Premier Chef religieux ouest africain à établir des contacts avec les organisations islamiques internationales, Ibrahim Niasse a été membre fondateur et vice-président de la ligue Mondiale Islamique basée à la Mecque, membre de l'Académie de Recherches de l'Université d'Al-Azhar et vice-président de la Conférence Mondiale Islamique dont le siège est à Karachi.

 

Plus qu'un érudit et un leader charismatique, Ibrahima Niasse était un homme politique d'envergure. Non seulment, il entretenait des relations étroites avec des leaders africains et arabes dont l'ancien président égyptien Nasser et le premier président du Ghana Kwamé Nkrumah qui, bien que chrétien, passe pour avoir été un de ses disciples, mais il a été dans les années 1950 et 1960, très actif dans l'arène politique africaine en général et nigérienne en particulier.

 

Bibliographie.

Archives du Sénégal 2532/83, Rapport annuel d'ensemble - Cercle du Sine Saloum Kaolack.

Mervyn Hiskett, Development of Islam in West Africa, London-New-York, 353 p., 1984

Ibrahim Ismail, Muhimman wasiku guda uku duga dqa Sheikh Ibrahim Kawlaha (trois lettres importantes de Cheikh Ibrahima Niasse), Kano 1975.

Maigari Muhammad al-Tahir, al -Shaykh Ibrahim Niyâs, Al Singhâli hayâtuhu wa 'ârâuhu wa taclimâtuhu (la vie, les idées et les enseignements de Cheikh Ibrahim Niasse du sénégal), Beyrouth, Dâr Al cArabiyy li a tibaca wa al nashr wa al tawzic, 1979, 253 p.

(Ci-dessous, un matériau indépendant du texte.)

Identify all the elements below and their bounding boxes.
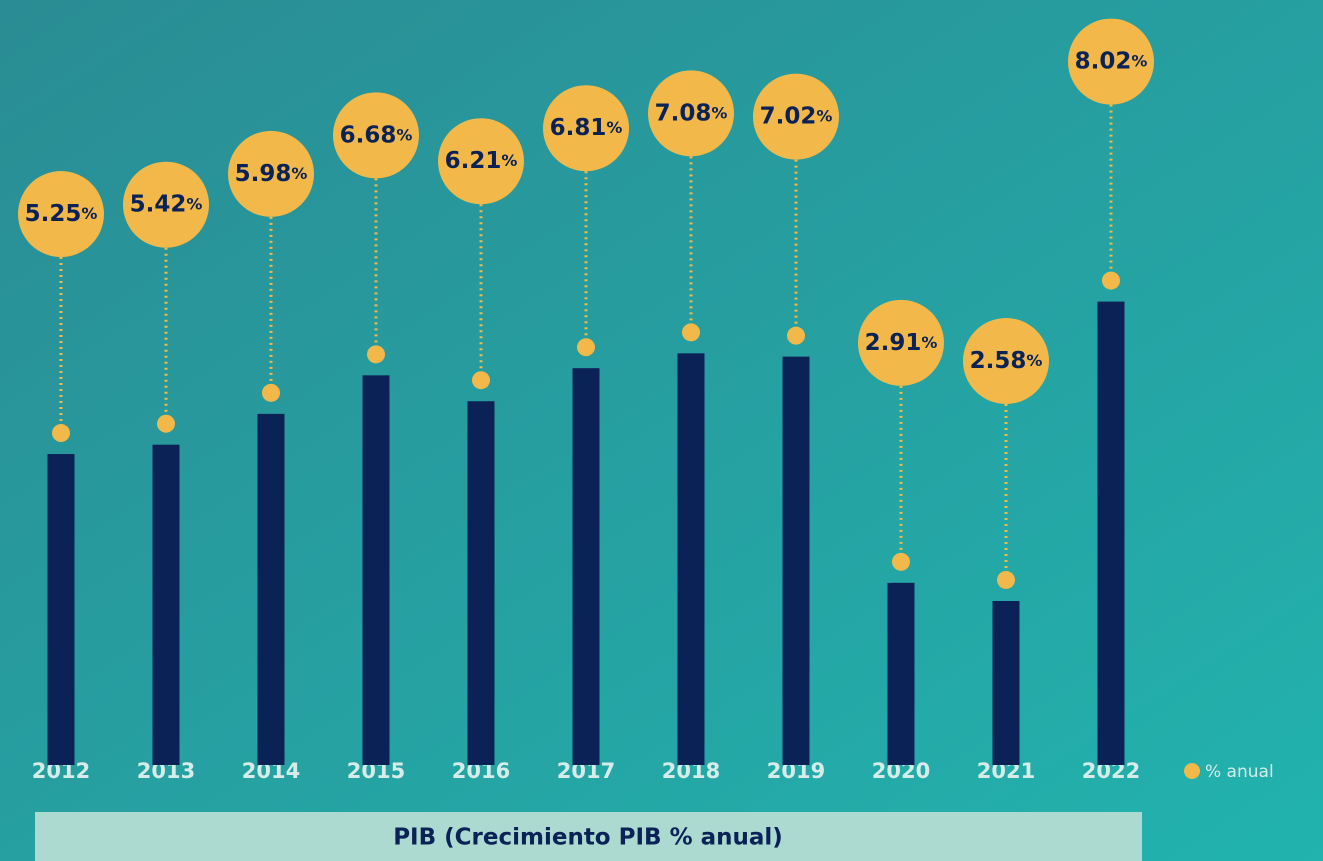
value-number: 6.81 bbox=[550, 115, 607, 141]
bar bbox=[1097, 301, 1125, 765]
label-bubble bbox=[123, 161, 209, 248]
value-number: 6.68 bbox=[340, 122, 397, 148]
legend-label: % anual bbox=[1205, 762, 1274, 782]
bar bbox=[152, 444, 180, 765]
marker-dot bbox=[262, 383, 280, 402]
label-bubble bbox=[228, 130, 314, 217]
value-unit: % bbox=[291, 163, 307, 182]
value-label: 2.58% bbox=[970, 347, 1043, 373]
value-number: 5.98 bbox=[235, 160, 292, 186]
value-number: 8.02 bbox=[1075, 48, 1132, 74]
bar bbox=[362, 375, 390, 765]
label-bubble bbox=[648, 70, 734, 157]
legend-swatch bbox=[1184, 763, 1200, 779]
value-label: 7.08% bbox=[655, 100, 728, 126]
marker-dot bbox=[997, 570, 1015, 589]
label-bubble bbox=[858, 299, 944, 386]
value-number: 5.25 bbox=[25, 201, 82, 227]
value-unit: % bbox=[501, 151, 517, 170]
marker-dot bbox=[52, 424, 70, 443]
label-bubble bbox=[753, 73, 839, 160]
chart-title: PIB (Crecimiento PIB % anual) bbox=[393, 825, 783, 851]
value-unit: % bbox=[921, 332, 937, 351]
label-bubble bbox=[438, 118, 524, 205]
value-number: 2.58 bbox=[970, 347, 1027, 373]
value-number: 5.42 bbox=[130, 191, 187, 217]
value-label: 2.91% bbox=[865, 329, 938, 355]
bar bbox=[47, 454, 75, 765]
value-unit: % bbox=[81, 204, 97, 223]
bar bbox=[467, 401, 495, 765]
value-unit: % bbox=[186, 194, 202, 213]
marker-dot bbox=[367, 345, 385, 364]
marker-dot bbox=[1102, 271, 1120, 290]
bar bbox=[992, 600, 1020, 765]
value-label: 5.25% bbox=[25, 201, 98, 227]
value-unit: % bbox=[1131, 51, 1147, 70]
bar bbox=[782, 356, 810, 765]
label-bubble bbox=[333, 92, 419, 179]
value-label: 6.81% bbox=[550, 115, 623, 141]
marker-dot bbox=[472, 371, 490, 390]
bar bbox=[887, 582, 915, 765]
value-label: 7.02% bbox=[760, 103, 833, 129]
title-box bbox=[35, 812, 1142, 861]
bar bbox=[257, 413, 285, 765]
value-unit: % bbox=[711, 103, 727, 122]
marker-dot bbox=[682, 323, 700, 342]
marker-dot bbox=[577, 338, 595, 357]
value-unit: % bbox=[1026, 350, 1042, 369]
value-label: 8.02% bbox=[1075, 48, 1148, 74]
value-unit: % bbox=[816, 106, 832, 125]
value-number: 7.02 bbox=[760, 103, 817, 129]
marker-dot bbox=[157, 414, 175, 433]
label-bubble bbox=[963, 317, 1049, 404]
bar bbox=[572, 368, 600, 765]
value-label: 5.98% bbox=[235, 160, 308, 186]
label-bubble bbox=[543, 85, 629, 172]
marker-dot bbox=[892, 552, 910, 571]
value-unit: % bbox=[606, 118, 622, 137]
value-number: 7.08 bbox=[655, 100, 712, 126]
label-bubble bbox=[18, 171, 104, 258]
value-number: 6.21 bbox=[445, 148, 502, 174]
value-label: 5.42% bbox=[130, 191, 203, 217]
value-number: 2.91 bbox=[865, 329, 922, 355]
value-label: 6.68% bbox=[340, 122, 413, 148]
bar bbox=[677, 353, 705, 765]
value-label: 6.21% bbox=[445, 148, 518, 174]
value-unit: % bbox=[396, 125, 412, 144]
marker-dot bbox=[787, 326, 805, 345]
label-bubble bbox=[1068, 18, 1154, 105]
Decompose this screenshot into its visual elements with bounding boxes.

Paden John Naber, The influence of religious elites on political culture and comminity integration in Kano, Ph.D. thesie (Political Science), Havard Universiy, 1968, 1531 p.

Sources orales:

Entretien avec Cheikh Abdoulaye Niasse (fils et Calife d'Ibrahim Niasse), Kaolack, Août 1986.

Entretien avec Cheikh Hassan Cissé (Imam de la grande Mosquée de Kaolack), Dakar, novembre 1988.